Can a chatbot like ChatGPT take the place of advisors?
Just recently, the new AI complex-learning model passed part of the Wharton MBA exam, answered U.S. medical licensing exam questions with a passing grade and scored a 50 out of 95 on the multistate bar exam.
So it’s probably just a matter of time before ChatGPT, developed by San Francisco-based OpenAI and still in its infancy, is able to provide investors with more comprehensive financial planning and investment advice, a panel of broker-dealer CEOs admitted in late January at the FSI OneVoice conference in Palm Desert, Calif.

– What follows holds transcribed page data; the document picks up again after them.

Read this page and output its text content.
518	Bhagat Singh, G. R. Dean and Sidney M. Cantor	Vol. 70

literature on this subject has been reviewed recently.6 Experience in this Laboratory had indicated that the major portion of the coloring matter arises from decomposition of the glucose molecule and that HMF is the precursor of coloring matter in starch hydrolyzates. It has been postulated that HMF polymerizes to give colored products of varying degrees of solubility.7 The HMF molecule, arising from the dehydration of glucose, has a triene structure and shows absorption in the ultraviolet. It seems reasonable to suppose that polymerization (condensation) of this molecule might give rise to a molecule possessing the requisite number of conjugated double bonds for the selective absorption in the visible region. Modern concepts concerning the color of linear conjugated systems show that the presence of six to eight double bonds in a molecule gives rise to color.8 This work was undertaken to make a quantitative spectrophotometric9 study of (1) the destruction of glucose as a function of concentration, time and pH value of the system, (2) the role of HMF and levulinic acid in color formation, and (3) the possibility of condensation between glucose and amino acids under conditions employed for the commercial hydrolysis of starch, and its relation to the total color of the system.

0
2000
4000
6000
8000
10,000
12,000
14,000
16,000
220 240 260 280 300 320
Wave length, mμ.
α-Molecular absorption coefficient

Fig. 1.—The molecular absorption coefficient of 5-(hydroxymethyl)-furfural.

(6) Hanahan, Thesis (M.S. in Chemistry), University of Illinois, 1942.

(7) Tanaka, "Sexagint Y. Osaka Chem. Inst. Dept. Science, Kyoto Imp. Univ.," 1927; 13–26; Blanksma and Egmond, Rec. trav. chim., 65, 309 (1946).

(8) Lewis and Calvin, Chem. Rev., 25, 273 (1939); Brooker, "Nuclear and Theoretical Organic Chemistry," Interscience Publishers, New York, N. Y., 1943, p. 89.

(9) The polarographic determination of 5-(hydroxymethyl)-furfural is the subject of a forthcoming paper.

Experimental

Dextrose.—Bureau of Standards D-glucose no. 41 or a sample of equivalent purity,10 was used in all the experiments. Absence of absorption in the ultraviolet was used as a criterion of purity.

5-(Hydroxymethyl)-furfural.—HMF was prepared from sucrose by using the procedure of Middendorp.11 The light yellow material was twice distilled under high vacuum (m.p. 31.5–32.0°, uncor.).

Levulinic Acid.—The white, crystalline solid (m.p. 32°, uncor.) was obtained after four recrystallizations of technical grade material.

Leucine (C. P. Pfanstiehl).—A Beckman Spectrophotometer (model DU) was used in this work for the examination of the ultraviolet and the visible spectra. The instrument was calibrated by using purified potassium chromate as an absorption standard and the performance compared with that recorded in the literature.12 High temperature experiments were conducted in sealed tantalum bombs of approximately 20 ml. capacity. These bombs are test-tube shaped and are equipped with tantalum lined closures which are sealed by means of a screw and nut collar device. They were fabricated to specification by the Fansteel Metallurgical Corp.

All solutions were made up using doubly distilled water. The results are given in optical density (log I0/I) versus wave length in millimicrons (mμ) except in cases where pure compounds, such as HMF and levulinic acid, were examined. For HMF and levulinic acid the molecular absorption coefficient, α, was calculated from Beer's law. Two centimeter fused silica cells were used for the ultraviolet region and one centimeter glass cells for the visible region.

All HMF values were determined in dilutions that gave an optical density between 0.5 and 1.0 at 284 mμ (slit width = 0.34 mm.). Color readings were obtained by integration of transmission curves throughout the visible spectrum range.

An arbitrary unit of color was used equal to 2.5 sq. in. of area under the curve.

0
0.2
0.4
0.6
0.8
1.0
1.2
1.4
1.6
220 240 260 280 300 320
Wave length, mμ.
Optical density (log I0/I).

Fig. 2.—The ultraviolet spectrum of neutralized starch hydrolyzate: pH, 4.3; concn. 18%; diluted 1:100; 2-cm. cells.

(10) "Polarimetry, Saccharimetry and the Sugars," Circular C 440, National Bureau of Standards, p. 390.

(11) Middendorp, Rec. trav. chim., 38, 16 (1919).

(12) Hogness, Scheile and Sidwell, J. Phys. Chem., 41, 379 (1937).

“ChatGPT just passed the bar exam, so how long before it is able to get a Series 7?” asked Amy Webber, CEO of Cambridge Investment Research Inc.
FSI President and CEO Dale Brown moderated the “Re-energizing for the Long Run” panel of CEOs, which included Doug Ketterer, CEO and founding partner of Atria Wealth Solutions, and Tim Stinson, president of Cetera Advisor Networks. (Ketterer, Stinson and Webber are all FSI board members.)
“I don’t believe that the vast majority of investors are going to suddenly decide they just want to do business with an algorithm, but it gives the industry something to worry about,” said Webber, whose firm generated $1.5 billion in revenues in 2022, 88% through recurring fees.
Rather than worrying that artificial intelligence will replace advisors, the industry has to be able to develop its own AI to allow advisors to maximize their time and profitability instead of handling too many time-intensive tasks manually, she said.
“AI has to work and have the impact that we expect it to have. We’ll have to do more with less for the advisor. We need to enable them to provide advice in a human way,” she stressed.
Creating tech efficiency will become an even greater imperative if the industry can’t replace all or some of the 40% of advisors that are earmarked to retire in the next decade, she added.
Ketterer said he doesn’t think the industry has to worry about losing business to a chatbot immediately.
“I don’t think we’ll lose clients and revenues in the next five years. I think most clients want to work with advisors, but this is definitely on the horizon,” said Ketterer, whose firm Atria Wealth Solutions generated $600 million in 2022 and is “50-50 managed money and traditional brokerage, three-quarters annuitized.”
“In a prior life, I got a call from an advisor who said, ‘Why don’t we have a robo-advisor? I just lost two $50 million clients to a robo-advisor.’
“I said to him, ‘The question is not why don’t we have a robo-advisor, but how are you servicing these clients that you’re losing them to a robo-advisor?’ By the way, the robo-advisor is not around anymore,” Ketterer said.
Webber said the real threat is that many dually registered advisors are still transactional and not providing comprehensive financial planning. Some “83% of clients want a comprehensive financial plan, but apparently clients don’t think their advisors are doing that,” she added, citing a 2022 J.D. Power survey of 4,396 investors who work directly with a dedicated financial advisor or team of advisors.
Stinson, whose firm Cetera Advisor Networks generated $1.2 billion in revenue in 2022, 60% of it transactional, said “technology for us is not a replacement for a person, it’s an enabler. How do you get there? It starts with the right platform and enabling the advisor.”
To help advisors who work with Cetera evolve, the firm recently created a mobile application for client use and continues morphing its legacy system “into a wealth hub that integrates wealth and investment management, planning tools and succession strategies in a centralized state to support human capital,” Stinson added.